After my first couple experiences with steelhead, I’m treating every leaf and twig like a potential run and keeping my finger off the trigger. Initially it was counter-intuitive but I’m looking for new material to be ridiculed about. I get to the bottom of the run (which I’m not really sure of) and I start guessing how much light I have left. I definitely don’t want to walk to the truck in the dark.

I figure I can make another pass so I cut off the Provider and tie on a mini-intruder that I have confidence in. Okay, I’ll call BS, I like the way it looks. I don’t have enough experience to “have confidence in a fly.” But I tie this fly on and start swinging. Still, every leaf and twig that takes line, I let it go until it stops. Then, it happened. About two-thirds of the way through the run, the line doesn’t stop!

Bam! Now what?!

I’m not entirely sure it’s not a sucker fish for a second but then I see it! Big splash and more line and I’m stoked. Let it run, then reel, then run and I’m moving down to it when all of a sudden it stops. There is no pull and I can’t get any more line in. So I move downstream because I figure that the fish has spit the hook and I’ve gotten hung up. I decide to try to break it off when it dawns on me that I can’t see my head. I’m not excited about replacing another head so I start moving out to the snag when it comes free and the fish surges upstream a good ten feet upstream of the snag.

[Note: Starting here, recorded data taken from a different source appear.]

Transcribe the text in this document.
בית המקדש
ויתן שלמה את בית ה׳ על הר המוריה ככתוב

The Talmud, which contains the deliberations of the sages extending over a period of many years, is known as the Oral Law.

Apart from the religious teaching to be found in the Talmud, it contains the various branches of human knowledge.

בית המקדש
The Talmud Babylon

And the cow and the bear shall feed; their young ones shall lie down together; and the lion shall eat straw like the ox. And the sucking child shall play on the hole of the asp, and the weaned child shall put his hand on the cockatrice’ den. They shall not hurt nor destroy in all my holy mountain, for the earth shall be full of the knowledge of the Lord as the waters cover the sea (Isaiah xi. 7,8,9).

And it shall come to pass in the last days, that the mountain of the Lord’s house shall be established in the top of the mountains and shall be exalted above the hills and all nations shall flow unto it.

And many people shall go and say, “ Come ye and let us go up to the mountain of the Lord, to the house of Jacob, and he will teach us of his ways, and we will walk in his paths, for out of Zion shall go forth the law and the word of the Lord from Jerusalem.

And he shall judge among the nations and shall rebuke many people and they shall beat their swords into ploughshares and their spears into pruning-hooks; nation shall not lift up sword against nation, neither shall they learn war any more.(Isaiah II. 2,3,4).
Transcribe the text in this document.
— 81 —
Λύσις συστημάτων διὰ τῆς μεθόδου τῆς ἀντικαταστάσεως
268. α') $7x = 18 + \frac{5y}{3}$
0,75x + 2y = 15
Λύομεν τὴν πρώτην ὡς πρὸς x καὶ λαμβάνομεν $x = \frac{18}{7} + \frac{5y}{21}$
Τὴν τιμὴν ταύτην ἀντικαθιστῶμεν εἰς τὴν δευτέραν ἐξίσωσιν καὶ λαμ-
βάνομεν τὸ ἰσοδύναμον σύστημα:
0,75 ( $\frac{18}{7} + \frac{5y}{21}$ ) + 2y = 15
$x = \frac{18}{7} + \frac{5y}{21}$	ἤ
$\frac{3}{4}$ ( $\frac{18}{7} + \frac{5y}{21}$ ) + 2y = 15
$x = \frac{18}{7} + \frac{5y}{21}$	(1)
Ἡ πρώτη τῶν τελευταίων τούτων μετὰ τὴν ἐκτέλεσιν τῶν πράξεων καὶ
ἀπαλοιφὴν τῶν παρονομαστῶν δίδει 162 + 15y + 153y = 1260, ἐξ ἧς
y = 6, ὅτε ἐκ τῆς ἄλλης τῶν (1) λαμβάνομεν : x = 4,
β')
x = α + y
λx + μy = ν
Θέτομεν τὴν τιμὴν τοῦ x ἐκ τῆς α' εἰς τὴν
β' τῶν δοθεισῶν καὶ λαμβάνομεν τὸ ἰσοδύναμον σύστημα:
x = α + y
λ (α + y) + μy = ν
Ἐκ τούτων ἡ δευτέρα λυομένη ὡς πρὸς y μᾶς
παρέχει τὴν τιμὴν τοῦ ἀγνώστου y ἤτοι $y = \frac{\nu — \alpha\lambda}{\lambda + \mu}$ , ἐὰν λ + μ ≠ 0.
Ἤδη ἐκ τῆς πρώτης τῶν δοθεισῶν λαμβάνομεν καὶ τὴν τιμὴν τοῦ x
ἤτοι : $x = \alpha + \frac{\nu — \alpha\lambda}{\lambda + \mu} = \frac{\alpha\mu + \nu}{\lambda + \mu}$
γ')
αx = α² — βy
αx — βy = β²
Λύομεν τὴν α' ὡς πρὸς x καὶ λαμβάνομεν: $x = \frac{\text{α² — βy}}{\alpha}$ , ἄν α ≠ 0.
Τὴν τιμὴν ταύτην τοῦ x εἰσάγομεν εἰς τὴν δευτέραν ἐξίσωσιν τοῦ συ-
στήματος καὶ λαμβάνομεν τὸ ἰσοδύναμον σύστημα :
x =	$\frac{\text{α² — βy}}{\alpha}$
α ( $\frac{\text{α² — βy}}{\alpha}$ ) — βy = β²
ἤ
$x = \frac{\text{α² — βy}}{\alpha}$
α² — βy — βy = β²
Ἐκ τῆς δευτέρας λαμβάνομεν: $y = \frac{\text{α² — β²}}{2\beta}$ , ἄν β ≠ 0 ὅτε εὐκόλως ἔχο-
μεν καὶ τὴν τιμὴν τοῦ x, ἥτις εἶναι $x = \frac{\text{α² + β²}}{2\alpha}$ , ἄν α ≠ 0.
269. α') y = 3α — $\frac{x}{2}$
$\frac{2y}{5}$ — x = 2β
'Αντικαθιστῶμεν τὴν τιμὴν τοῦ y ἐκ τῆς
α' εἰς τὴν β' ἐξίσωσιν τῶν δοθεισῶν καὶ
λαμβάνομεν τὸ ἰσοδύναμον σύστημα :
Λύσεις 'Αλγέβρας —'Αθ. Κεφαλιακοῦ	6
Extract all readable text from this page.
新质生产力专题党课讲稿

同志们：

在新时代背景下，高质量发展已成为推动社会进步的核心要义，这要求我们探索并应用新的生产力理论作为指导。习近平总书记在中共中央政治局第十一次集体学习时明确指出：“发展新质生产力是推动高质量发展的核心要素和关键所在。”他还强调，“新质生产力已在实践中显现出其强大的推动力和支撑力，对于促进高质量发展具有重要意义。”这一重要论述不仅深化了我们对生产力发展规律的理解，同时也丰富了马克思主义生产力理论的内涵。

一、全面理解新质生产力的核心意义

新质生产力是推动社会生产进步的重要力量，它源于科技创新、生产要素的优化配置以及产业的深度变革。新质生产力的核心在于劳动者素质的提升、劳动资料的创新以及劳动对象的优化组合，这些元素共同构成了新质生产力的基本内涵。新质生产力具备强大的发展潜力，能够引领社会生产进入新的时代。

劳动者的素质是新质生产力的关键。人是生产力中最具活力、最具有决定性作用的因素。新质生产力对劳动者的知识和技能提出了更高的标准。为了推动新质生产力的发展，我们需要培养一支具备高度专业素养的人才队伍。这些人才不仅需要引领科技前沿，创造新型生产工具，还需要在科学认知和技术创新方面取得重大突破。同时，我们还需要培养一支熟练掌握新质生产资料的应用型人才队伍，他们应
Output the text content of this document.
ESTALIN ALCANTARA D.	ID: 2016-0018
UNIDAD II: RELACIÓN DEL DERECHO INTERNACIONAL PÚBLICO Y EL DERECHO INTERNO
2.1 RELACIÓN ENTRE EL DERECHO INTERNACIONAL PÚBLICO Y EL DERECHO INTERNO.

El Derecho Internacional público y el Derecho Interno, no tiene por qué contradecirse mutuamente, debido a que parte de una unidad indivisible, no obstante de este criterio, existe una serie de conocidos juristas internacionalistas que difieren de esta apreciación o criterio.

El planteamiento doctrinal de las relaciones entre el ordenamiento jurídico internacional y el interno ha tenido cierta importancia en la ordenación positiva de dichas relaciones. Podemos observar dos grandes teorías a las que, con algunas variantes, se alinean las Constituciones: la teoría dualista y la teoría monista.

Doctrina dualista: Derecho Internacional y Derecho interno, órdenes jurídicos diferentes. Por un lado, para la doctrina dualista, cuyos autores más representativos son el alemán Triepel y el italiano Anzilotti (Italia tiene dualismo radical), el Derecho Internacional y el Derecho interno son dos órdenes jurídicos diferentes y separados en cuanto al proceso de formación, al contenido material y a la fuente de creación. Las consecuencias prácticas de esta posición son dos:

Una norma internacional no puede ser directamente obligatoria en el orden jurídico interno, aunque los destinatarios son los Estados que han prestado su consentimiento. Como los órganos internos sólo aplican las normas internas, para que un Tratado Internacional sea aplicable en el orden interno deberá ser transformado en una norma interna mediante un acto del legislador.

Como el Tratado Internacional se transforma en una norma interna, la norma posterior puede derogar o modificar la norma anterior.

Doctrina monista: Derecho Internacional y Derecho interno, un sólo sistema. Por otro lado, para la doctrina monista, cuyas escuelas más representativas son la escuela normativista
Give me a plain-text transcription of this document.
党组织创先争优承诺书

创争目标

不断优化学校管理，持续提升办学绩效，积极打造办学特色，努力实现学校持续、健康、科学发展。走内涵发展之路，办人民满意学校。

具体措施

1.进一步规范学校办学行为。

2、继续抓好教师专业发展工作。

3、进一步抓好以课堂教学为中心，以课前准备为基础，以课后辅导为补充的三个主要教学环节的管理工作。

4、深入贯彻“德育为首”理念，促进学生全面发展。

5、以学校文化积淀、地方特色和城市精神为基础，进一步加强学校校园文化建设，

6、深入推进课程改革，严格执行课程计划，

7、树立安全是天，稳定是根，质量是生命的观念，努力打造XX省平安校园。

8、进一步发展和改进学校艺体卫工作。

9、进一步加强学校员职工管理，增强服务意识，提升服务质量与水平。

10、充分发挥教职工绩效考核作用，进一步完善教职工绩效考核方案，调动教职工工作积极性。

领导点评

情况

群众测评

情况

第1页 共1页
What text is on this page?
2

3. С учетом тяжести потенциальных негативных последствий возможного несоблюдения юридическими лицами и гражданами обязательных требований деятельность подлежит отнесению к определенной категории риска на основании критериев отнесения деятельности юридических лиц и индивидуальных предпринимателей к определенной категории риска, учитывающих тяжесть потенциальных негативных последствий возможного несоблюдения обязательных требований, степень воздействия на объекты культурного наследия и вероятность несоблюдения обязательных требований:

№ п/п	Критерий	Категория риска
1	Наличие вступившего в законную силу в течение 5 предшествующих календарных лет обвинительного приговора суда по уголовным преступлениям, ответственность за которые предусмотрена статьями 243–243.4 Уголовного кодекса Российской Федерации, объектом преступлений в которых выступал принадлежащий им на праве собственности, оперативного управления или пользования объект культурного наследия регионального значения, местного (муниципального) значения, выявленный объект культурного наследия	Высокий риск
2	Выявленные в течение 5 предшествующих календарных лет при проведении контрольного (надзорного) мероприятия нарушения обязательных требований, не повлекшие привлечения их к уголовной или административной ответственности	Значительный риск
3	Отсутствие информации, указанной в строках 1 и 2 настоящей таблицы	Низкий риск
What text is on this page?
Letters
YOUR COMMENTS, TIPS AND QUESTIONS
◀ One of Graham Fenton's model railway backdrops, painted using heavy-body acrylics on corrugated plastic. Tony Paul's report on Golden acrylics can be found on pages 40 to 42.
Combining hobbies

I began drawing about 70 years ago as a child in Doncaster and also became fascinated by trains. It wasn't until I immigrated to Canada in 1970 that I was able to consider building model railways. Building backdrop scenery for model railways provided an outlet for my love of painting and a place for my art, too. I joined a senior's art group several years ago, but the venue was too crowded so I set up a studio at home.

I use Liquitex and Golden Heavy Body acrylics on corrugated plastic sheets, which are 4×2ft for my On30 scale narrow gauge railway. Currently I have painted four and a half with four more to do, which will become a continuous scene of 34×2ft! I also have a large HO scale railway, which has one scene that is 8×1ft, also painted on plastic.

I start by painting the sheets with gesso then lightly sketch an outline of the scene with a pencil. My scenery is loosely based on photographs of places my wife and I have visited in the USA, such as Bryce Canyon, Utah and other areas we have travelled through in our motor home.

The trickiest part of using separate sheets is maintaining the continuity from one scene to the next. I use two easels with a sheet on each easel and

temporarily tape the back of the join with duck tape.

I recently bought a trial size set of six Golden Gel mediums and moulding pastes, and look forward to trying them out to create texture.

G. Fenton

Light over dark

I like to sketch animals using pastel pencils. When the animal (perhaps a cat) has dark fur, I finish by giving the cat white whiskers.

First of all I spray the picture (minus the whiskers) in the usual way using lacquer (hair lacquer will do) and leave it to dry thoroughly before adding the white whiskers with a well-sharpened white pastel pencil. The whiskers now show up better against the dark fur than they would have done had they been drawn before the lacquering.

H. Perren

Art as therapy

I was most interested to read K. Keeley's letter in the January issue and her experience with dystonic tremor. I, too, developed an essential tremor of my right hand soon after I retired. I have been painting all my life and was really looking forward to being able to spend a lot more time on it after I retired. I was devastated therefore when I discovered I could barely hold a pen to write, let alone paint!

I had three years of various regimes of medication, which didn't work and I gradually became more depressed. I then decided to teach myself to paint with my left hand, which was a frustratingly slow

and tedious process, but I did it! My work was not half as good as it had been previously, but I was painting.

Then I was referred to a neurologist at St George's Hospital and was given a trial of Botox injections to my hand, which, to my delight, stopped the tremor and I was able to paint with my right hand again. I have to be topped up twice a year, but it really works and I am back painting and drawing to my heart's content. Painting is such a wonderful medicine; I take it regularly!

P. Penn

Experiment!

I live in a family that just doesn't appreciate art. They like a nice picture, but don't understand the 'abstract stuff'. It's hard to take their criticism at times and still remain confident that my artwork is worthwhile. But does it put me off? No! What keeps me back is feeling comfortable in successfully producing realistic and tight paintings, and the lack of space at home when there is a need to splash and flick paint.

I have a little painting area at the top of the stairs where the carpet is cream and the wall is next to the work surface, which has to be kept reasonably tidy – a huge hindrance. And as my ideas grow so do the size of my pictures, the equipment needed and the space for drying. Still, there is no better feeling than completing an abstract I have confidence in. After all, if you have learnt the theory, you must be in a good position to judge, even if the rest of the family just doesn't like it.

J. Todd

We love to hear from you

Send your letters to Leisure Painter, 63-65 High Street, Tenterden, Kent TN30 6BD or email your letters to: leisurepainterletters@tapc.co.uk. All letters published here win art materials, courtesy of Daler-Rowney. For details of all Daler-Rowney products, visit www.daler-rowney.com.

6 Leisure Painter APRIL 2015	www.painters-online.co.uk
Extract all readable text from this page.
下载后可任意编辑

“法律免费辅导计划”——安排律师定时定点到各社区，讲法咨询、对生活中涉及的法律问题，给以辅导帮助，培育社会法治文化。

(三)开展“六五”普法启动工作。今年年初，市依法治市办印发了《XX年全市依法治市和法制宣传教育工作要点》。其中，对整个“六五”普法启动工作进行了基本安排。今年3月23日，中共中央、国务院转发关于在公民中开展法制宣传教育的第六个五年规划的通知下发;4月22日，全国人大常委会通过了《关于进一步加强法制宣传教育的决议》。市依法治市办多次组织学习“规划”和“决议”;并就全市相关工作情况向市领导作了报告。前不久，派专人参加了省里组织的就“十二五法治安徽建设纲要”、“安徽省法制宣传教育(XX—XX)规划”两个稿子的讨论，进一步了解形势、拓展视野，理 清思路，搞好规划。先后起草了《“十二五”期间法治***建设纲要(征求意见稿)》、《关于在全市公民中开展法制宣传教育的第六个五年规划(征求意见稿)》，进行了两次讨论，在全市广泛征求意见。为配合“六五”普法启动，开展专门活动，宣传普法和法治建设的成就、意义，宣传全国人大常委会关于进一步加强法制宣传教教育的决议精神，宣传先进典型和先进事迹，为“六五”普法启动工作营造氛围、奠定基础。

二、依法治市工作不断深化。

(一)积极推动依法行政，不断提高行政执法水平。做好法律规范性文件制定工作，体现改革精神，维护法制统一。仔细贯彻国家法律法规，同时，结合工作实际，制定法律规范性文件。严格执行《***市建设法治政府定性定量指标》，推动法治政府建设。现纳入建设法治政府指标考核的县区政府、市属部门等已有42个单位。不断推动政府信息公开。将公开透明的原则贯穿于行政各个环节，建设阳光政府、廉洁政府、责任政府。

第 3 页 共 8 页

I continue to play it and I am not making much progress. So I use a tested technique that helps me. Well, I like to call Josh in the middle of these battles. Ask him about it. It seems to work for me when it comes to landing fish. Two things are running through my mind: “hold the tail like Crandall said to” and “if you don’t get a picture, you’ll have no proof”.

I am hell bent and so is my rod.

Landing steelhead alone isn’t easy when you don’t have much experience. Well, I managed and I got the picture to prove it. And it was a fine day!